Giles is co-leader of Module 2 of the Master’s in Genomic Medicine course. While Giles usually teaches undergraduates, his experience of being a tutor at Wolfson College, which is a mature student college, has been invaluable in influencing his approach with engaging the diverse mature student cohort of the Genomics Medicine programme.
Outside of academia, Giles is also passionate about science communication and public engagement. He speaks regularly at science festivals across the country, including at Cheltenham, Hay and Cambridge festivals. Giles is also an occasional presenter for BBC Horizon. His film ‘Why are we getting so fat?’ screened in June 2016 on BBC2 and garnered more than 2 million viewers. His next film, which tackles the fad diet phenomenon of ‘Clean-eating’ is due out in the first quarter of 2017.
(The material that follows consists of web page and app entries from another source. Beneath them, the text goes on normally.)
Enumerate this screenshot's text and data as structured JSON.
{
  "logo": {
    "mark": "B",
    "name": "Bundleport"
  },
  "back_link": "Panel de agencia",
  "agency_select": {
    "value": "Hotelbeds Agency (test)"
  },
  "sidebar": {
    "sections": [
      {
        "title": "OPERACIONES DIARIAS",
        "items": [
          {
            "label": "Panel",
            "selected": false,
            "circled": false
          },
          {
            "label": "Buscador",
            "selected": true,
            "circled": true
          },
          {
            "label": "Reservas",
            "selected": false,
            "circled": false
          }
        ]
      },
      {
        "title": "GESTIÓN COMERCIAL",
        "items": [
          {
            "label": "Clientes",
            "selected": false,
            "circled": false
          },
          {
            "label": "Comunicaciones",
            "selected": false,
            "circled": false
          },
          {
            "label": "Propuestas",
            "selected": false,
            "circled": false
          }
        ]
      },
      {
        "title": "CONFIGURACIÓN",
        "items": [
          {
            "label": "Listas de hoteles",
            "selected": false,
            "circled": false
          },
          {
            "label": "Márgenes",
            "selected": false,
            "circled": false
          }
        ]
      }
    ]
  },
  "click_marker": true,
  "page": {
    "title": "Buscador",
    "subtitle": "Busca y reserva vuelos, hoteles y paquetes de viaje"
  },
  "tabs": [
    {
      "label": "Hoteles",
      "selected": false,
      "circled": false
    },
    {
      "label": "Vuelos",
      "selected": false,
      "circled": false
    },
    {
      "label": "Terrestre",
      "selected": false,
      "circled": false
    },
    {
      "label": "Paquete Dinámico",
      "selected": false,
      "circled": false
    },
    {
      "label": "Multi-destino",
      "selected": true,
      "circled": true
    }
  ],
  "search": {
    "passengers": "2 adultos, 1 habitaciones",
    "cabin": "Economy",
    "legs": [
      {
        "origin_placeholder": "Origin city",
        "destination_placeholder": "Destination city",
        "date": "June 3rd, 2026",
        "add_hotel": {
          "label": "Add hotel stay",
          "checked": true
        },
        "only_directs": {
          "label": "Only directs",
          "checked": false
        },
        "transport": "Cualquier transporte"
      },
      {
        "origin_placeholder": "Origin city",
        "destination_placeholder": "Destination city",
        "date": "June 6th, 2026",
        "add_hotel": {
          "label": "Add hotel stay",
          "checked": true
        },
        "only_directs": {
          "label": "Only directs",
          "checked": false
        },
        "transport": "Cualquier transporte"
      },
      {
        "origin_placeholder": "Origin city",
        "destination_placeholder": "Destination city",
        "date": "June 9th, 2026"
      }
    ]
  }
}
My group’s aim is to understand the molecular mechanisms underlying the central control of food intake and body-weight. The approaches we have taken include:
1.) Understanding the physiological role of known genetic modifiers influencing food intake and body-weight. The first and most robust of the genes identified by GWAS is FTO (fat mass and obesity related transcript) and we have contributed to characterizing its enzymatic function as a demethylase, identifying and characterizing loss-of-function human mutations and determining its expression and direct role in the hypothalamus influencing food intake. Whatever the explanation for the effects of intronic polymorphism on human adiposity, studies of humans and mice carrying genetic variants that functionally perturb FTO indicate that FTO itself is an important regulator of body size and composition. Recently we have demonstrated a role for FTO in the cellular sensing of amino acids, linking levels to mTOR signalling, and determined that FTO shuttles between the nucleus and cytoplasm, and also that FTO links high-fat feeding to leptin resistance through activation of hypothalamic NFкB-related signalling pathways.
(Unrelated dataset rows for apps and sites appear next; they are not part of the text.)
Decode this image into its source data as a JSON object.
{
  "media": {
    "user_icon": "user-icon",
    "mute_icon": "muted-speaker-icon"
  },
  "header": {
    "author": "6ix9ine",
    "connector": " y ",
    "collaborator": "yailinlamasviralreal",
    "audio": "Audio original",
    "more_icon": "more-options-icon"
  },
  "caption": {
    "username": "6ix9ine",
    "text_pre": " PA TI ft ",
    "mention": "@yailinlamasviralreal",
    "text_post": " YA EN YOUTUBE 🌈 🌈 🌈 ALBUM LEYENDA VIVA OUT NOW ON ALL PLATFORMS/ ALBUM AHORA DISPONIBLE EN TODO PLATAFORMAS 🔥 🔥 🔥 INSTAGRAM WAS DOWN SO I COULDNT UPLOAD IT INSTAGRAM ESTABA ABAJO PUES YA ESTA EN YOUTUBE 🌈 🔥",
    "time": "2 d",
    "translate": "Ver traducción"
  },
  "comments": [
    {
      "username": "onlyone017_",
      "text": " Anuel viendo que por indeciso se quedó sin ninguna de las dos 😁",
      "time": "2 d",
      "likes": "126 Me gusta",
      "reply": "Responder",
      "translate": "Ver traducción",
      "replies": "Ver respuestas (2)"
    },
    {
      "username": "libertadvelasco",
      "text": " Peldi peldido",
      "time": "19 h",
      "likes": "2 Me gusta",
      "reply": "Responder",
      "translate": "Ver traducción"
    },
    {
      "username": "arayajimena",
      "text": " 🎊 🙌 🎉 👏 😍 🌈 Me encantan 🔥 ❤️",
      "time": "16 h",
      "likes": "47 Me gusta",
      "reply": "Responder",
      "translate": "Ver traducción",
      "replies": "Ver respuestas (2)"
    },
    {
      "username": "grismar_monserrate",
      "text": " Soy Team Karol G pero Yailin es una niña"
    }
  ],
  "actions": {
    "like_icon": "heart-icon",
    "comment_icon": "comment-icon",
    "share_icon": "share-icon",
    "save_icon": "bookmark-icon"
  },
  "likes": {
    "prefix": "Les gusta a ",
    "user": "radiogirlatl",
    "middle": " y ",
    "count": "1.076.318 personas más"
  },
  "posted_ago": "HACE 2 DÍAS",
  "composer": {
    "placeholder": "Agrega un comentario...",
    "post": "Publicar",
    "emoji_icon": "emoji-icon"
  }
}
2.) Identifying new players in the hypothalamic control of energy balance. We are interested in mapping the response of different hypothalamic nuclei to afferent nutritional signals, including circulating hormones such as leptin produced from fat and ghrelin produced from the gastrointestinal tract. We utilize either laser-capture microdissection to remove discrete regions of the hypothalamus (Tung et al, J Neurosci 2008; Jovanovic et al, J Neuroendo 2010), or FACS sorting of GFP labelled neurons and couple this to trancriptomic analyses using ‘next generation’ RNAseq.
3.) Developing novel bioinformatic tools, both for the analysis of next-generation sequencing data. We have, over the past few years, developed a novel solution to the processing of next-generation sequencing data, as the handling of such enormous amounts of data currently requires bioinformaticians and the use of expensive high-performance computing (HPC) clusters (Klus et al, BMC Res Notes 2012). We have developed BarraCUDA, a novel sequence alignment software that utilizes NVIDIA graphics cards to map sequencing reads to a reference genome, thus accelerating this process by 300% as compared to a standard workstation. BarraCUDA is designed with the aim of downsizing the NGS software pipeline from complex and expensive HPC clusters down to standard desktop computers.